16 Jun 2011 | Sin categorizar
Ver todas las intervenciones por video (WebTV Camera Deputati)
Servicio fotográfico: T. Arzuffi
«La política está hecha para el pueblo y no el pueblo para la política. Ella es un medio y no un fin. Antes la moral, antes el ser humano, antes la colectividad, después el partido, después la agenda política, después las teorías de gobierno». Empezó con esta cita de Giordani, Gianfranco Fini, Presidente de la Cámara del Parlamento Italiano, en la inauguración del encuentro dedicado al diputado del Partido Popular, quien conoció tiempos bien difíciles durante las persecuciones fascistas, las atrocidades de la guerra, la incertidumbre de la reconstrucción.
Estamos en la Sala de la Loba, el 14 de junio 2011, colmada con 200 personas. Ante este público Fini señaló tres puntos fundamentales de la labor de Giordani: dignidad del hombre, libertad, trabajo. Fueron batallas conducidas por él, algunas veces anticipando los tiempos y arriesgándose a ser incomprendido: como por la ley de objeción de conciencia. El Presidente de la Cámara recordó también su batalla personal, caída en la nada: la solicitud al Parlamento Europeo de no desconocer el papel del cristianismo en las raíces de Europa. La derrota política, las incomprensiones tienen un sabor amargo, sin duda, pero Giordani, en los momentos críticos de la historia parlamentaria, aun en medio de gritos y contrastes ideológicos fortísimos logró hacer prevalecer la razón, el humanismo, el espíritu cristiano que convenció también a los marxistas.
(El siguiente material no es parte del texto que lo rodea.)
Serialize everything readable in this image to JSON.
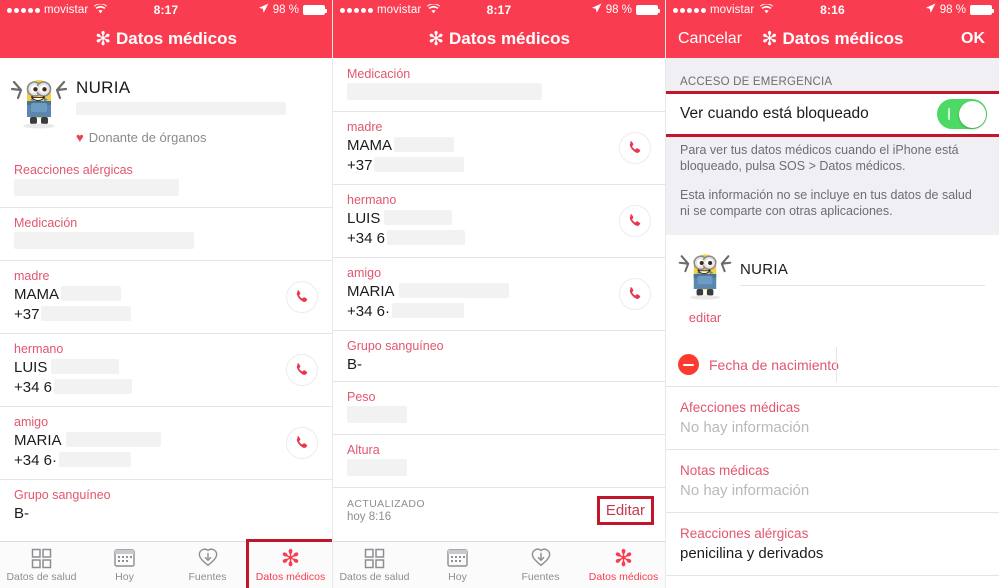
{
  "statusbar": {
    "carrier": "movistar",
    "time_1": "8:17",
    "time_2": "8:17",
    "time_3": "8:16",
    "battery": "98 %"
  },
  "panel1": {
    "nav": {
      "title": "Datos médicos",
      "asterisk": "✻"
    },
    "profile": {
      "name": "NURIA",
      "donor": "Donante de órganos",
      "heart": "♥"
    },
    "fields": [
      {
        "label": "Reacciones alérgicas",
        "value": "",
        "redact_w": 165,
        "type": "text"
      },
      {
        "label": "Medicación",
        "value": "",
        "redact_w": 180,
        "type": "text"
      },
      {
        "label": "madre",
        "value": "MAMA",
        "redact_w": 60,
        "phone": "+37",
        "phone_redact_w": 90,
        "type": "contact"
      },
      {
        "label": "hermano",
        "value": "LUIS",
        "redact_w": 68,
        "phone": "+34 6",
        "phone_redact_w": 78,
        "type": "contact"
      },
      {
        "label": "amigo",
        "value": "MARIA",
        "redact_w": 95,
        "phone": "+34 6·",
        "phone_redact_w": 72,
        "type": "contact"
      },
      {
        "label": "Grupo sanguíneo",
        "value": "B-",
        "type": "plain"
      }
    ],
    "tabs": [
      {
        "label": "Datos de salud",
        "icon": "grid-icon",
        "active": false
      },
      {
        "label": "Hoy",
        "icon": "calendar-icon",
        "active": false
      },
      {
        "label": "Fuentes",
        "icon": "download-heart-icon",
        "active": false
      },
      {
        "label": "Datos médicos",
        "icon": "asterisk-icon",
        "active": true,
        "highlighted": true
      }
    ]
  },
  "panel2": {
    "nav": {
      "title": "Datos médicos",
      "asterisk": "✻"
    },
    "fields": [
      {
        "label": "Medicación",
        "value": "",
        "redact_w": 195,
        "type": "text"
      },
      {
        "label": "madre",
        "value": "MAMA",
        "redact_w": 60,
        "phone": "+37",
        "phone_redact_w": 90,
        "type": "contact"
      },
      {
        "label": "hermano",
        "value": "LUIS",
        "redact_w": 68,
        "phone": "+34 6",
        "phone_redact_w": 78,
        "type": "contact"
      },
      {
        "label": "amigo",
        "value": "MARIA",
        "redact_w": 110,
        "phone": "+34 6·",
        "phone_redact_w": 72,
        "type": "contact"
      },
      {
        "label": "Grupo sanguíneo",
        "value": "B-",
        "type": "plain"
      },
      {
        "label": "Peso",
        "value": "",
        "redact_w": 60,
        "type": "text"
      },
      {
        "label": "Altura",
        "value": "",
        "redact_w": 60,
        "type": "text"
      }
    ],
    "updated": {
      "key": "ACTUALIZADO",
      "value": "hoy 8:16",
      "edit_label": "Editar"
    },
    "tabs": [
      {
        "label": "Datos de salud",
        "icon": "grid-icon",
        "active": false
      },
      {
        "label": "Hoy",
        "icon": "calendar-icon",
        "active": false
      },
      {
        "label": "Fuentes",
        "icon": "download-heart-icon",
        "active": false
      },
      {
        "label": "Datos médicos",
        "icon": "asterisk-icon",
        "active": true,
        "highlighted": false
      }
    ]
  },
  "panel3": {
    "nav": {
      "cancel": "Cancelar",
      "title": "Datos médicos",
      "asterisk": "✻",
      "ok": "OK"
    },
    "emergency": {
      "section_header": "ACCESO DE EMERGENCIA",
      "toggle_label": "Ver cuando está bloqueado",
      "toggle_on": true,
      "toggle_color": "#4cd964",
      "footer_1": "Para ver tus datos médicos cuando el iPhone está bloqueado, pulsa SOS > Datos médicos.",
      "footer_2": "Esta información no se incluye en tus datos de salud ni se comparte con otras aplicaciones."
    },
    "edit_profile": {
      "name": "NURIA",
      "edit_link": "editar"
    },
    "dob_row": {
      "label": "Fecha de nacimiento",
      "value": ""
    },
    "fields": [
      {
        "label": "Afecciones médicas",
        "value": "No hay información",
        "empty": true
      },
      {
        "label": "Notas médicas",
        "value": "No hay información",
        "empty": true
      },
      {
        "label": "Reacciones alérgicas",
        "value": "penicilina y derivados",
        "empty": false
      }
    ]
  },
  "colors": {
    "brand_red": "#fa3c50",
    "label_pink": "#e2566f",
    "highlight_red": "#c1162c",
    "toggle_green": "#4cd964",
    "delete_red": "#fc3b30"
  }
}
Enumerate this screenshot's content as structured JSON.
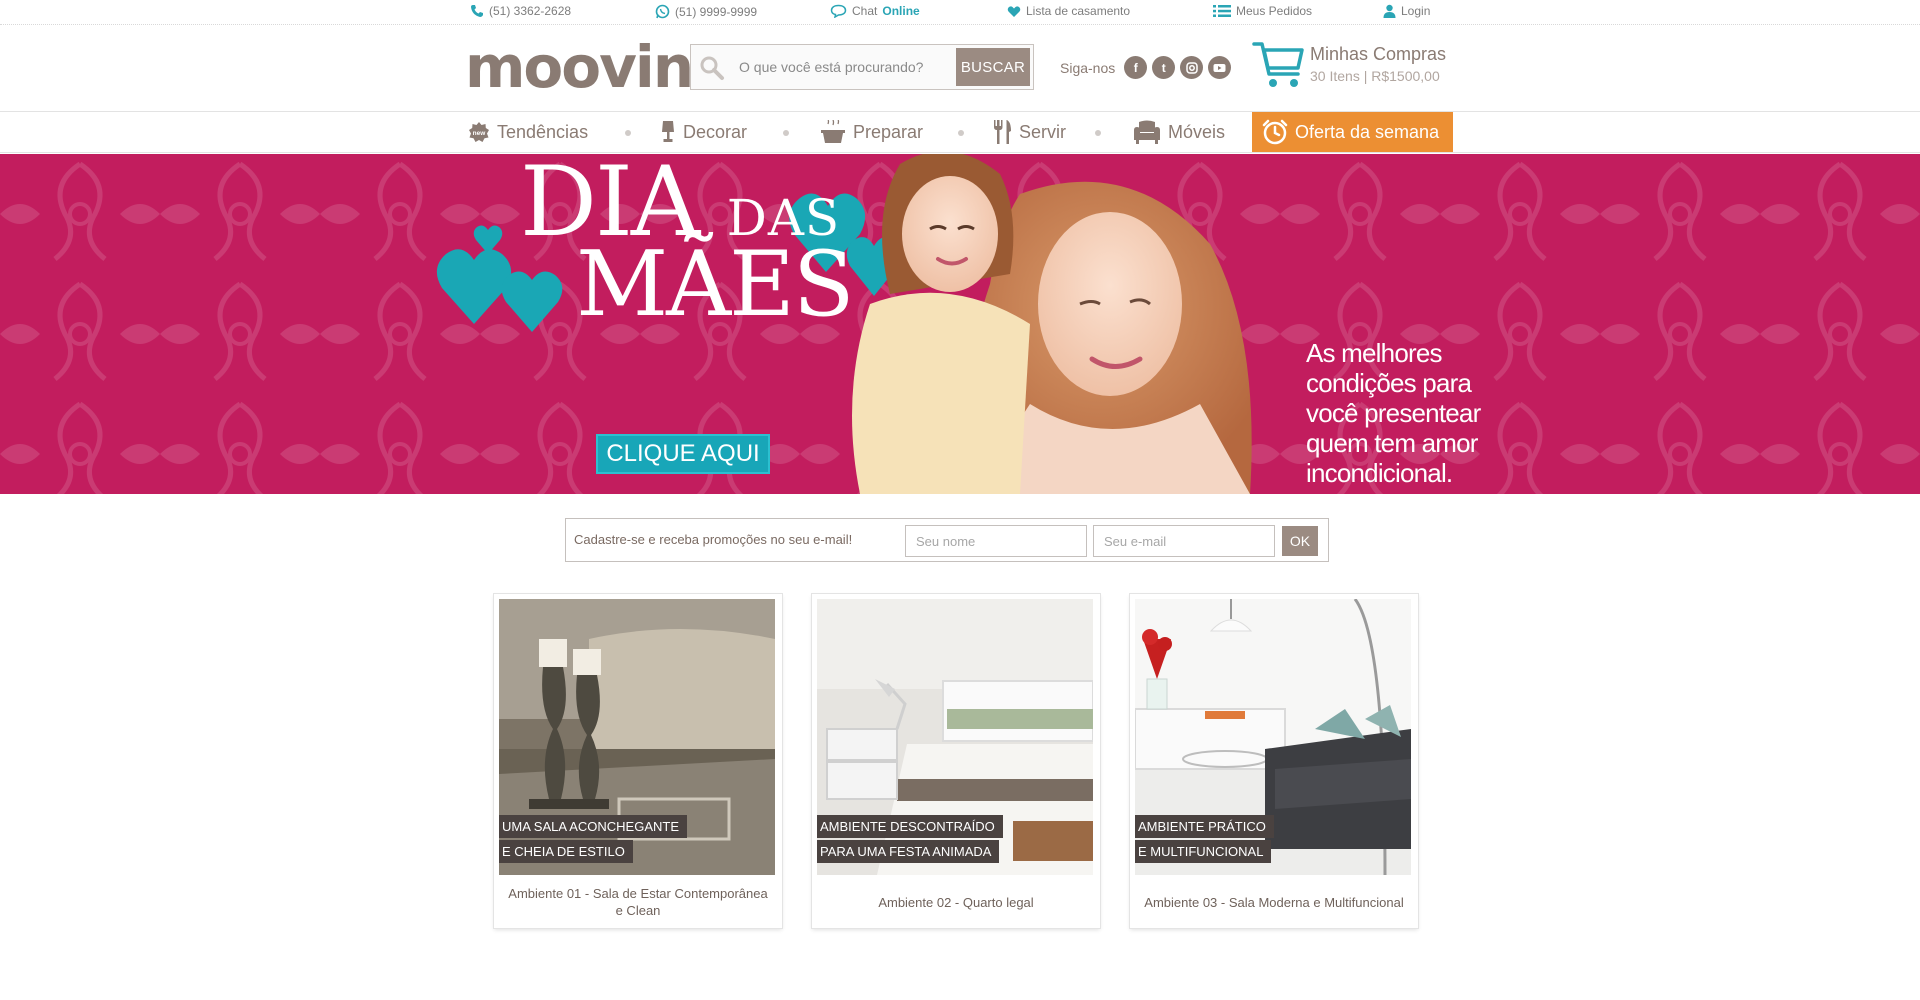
{
  "topbar": {
    "phone": "(51) 3362-2628",
    "whatsapp": "(51) 9999-9999",
    "chat_label": "Chat",
    "chat_status": "Online",
    "wedding_list": "Lista de casamento",
    "orders": "Meus Pedidos",
    "login": "Login"
  },
  "header": {
    "logo": "moovin",
    "search_placeholder": "O que você está procurando?",
    "search_button": "BUSCAR",
    "social_label": "Siga-nos",
    "social_icons": [
      "facebook-icon",
      "twitter-icon",
      "instagram-icon",
      "youtube-icon"
    ],
    "cart_title": "Minhas Compras",
    "cart_items": "30 Itens",
    "cart_separator": "|",
    "cart_total": "R$1500,00"
  },
  "nav": {
    "items": [
      {
        "label": "Tendências",
        "icon": "new-badge-icon"
      },
      {
        "label": "Decorar",
        "icon": "lamp-icon"
      },
      {
        "label": "Preparar",
        "icon": "pot-icon"
      },
      {
        "label": "Servir",
        "icon": "cutlery-icon"
      },
      {
        "label": "Móveis",
        "icon": "armchair-icon"
      },
      {
        "label": "Oferta da semana",
        "icon": "clock-icon"
      }
    ]
  },
  "banner": {
    "title_line1_big": "DIA",
    "title_line1_small": "DAS",
    "title_line2": "MÃES",
    "cta": "CLIQUE AQUI",
    "tagline": "As melhores condições para você presentear quem tem amor incondicional."
  },
  "newsletter": {
    "text": "Cadastre-se e receba promoções no seu e-mail!",
    "name_placeholder": "Seu nome",
    "email_placeholder": "Seu e-mail",
    "button": "OK"
  },
  "cards": [
    {
      "tag1": "UMA SALA ACONCHEGANTE",
      "tag2": "E CHEIA DE ESTILO",
      "caption": "Ambiente 01 - Sala de Estar Contemporânea e Clean"
    },
    {
      "tag1": "AMBIENTE DESCONTRAÍDO",
      "tag2": "PARA UMA FESTA ANIMADA",
      "caption": "Ambiente 02 - Quarto legal"
    },
    {
      "tag1": "AMBIENTE PRÁTICO",
      "tag2": "E MULTIFUNCIONAL",
      "caption": "Ambiente 03 - Sala Moderna e Multifuncional"
    }
  ],
  "colors": {
    "brand": "#8a7b73",
    "banner_bg": "#c21d5e",
    "accent_teal": "#18a6b8",
    "offer_orange": "#ec8f33"
  }
}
Lo recuerda en varios pasajes Alberto Lo Presti, director del Centro Giordani quien trazó su perfil, dándole en algunos momentos la palabra mediante videos de sus intervenciones.
De Montecitorio al mundo fue el título elegido para el momento conmemorativo, para indicar la universalidad del mensaje de Giordani, pero al mismo tiempo la particularidad de un encuentro que tuvo lugar precisamente en Montecitorio, que transformó literalmente su vida, volviéndolo irreconocible para sus mismos compañeros de partido.
Los detalles del este encuentro con Chiara Lubich, fundadora del Movimiento de los Focolares, que le transmitió a Giordani la pasión por la unidad y por un Evangelio que entra en la historia y puede resolver incluso la problemática social más compleja, los contó María Voce, la actual Presidente del Movimiento. «(Chiara) acercaba a Dios: lo hacía sentir Padre, hermano, amigo, presente en la humanidad» citó María Voce quien explicitó la visión política de Chiara Lubich, centrada en el principio de la fraternidad que «consciente comprender y hacer propio el punto de vista del otro de modo que ningún interés y ninguna exigencia resulten extraños». «Es necesario un pacto de fraternidad por Italia –fue el auspicio de la Presidente de los Focolares- porque el bien del país tiene necesidad del trabajo de todos».
La herencia de Lubich y de Giordani, recogida por el Mppu (Movimiento Político por la Unidad), propone a los parlamentarios y políticos, concejales y funcionarios públicos, estudiosos de todos el mundo, de difundir el principio de fraternidad, dentro de la acción política. Cómo se aplica prácticamente lo explican dos parlamentarios italianos, de tendencias políticas opuestas que han acogido este reto.
Giacomo Santini, senador del “Pueblo de la Libertad”, admite las dificultades de «considerar hermano a quien desde la otra parte del hemiciclo te ha insultado pocos minutos antes, como provocadoramente Lubich invitaba a hacer» sin embargo es posible y Giordani lo demostró permaneciendo en la trinchera política, en las contraposiciones ideológicas, pero en el respeto de la diversidad. Letizia De Torre, diputada del Partido Democrático recordó un Giordani «seguro de sus convicciones, pero no cerrado, capaz de ver lo positivo, capaz de diálogo». Ahora recoger su herencia significa para De Torre «reconstruir una democracia de la comunidad y no del 50% más uno, una democracia de la reciprocidad en el Parlamento y en el país».

La palabra pasa después a los estudiantes de las escuelas de participación animadas en todo el mundo por el Movimiento Político, que abren horizontes de esperanza y de renovación, quizás a partir de situaciones de crisis extrema como por ejemplo en Argentina. Carlos, para conseguir una especialización en Derecho Laboral cuenta que durante la crisis del 2000, cuando su pueblo estaba por los suelos, la decisión de invertir en formación política podía parecer utópica y no ciertamente resolutiva de dramas cotidianos: sin embargo hoy ha dado como fruto 200 administradores locales que en la óptica de la fraternidad intentan dar respuestas a los problemas del país, mientras que las escuelas se han multiplicado hasta llegar a la Tierra del Fuego.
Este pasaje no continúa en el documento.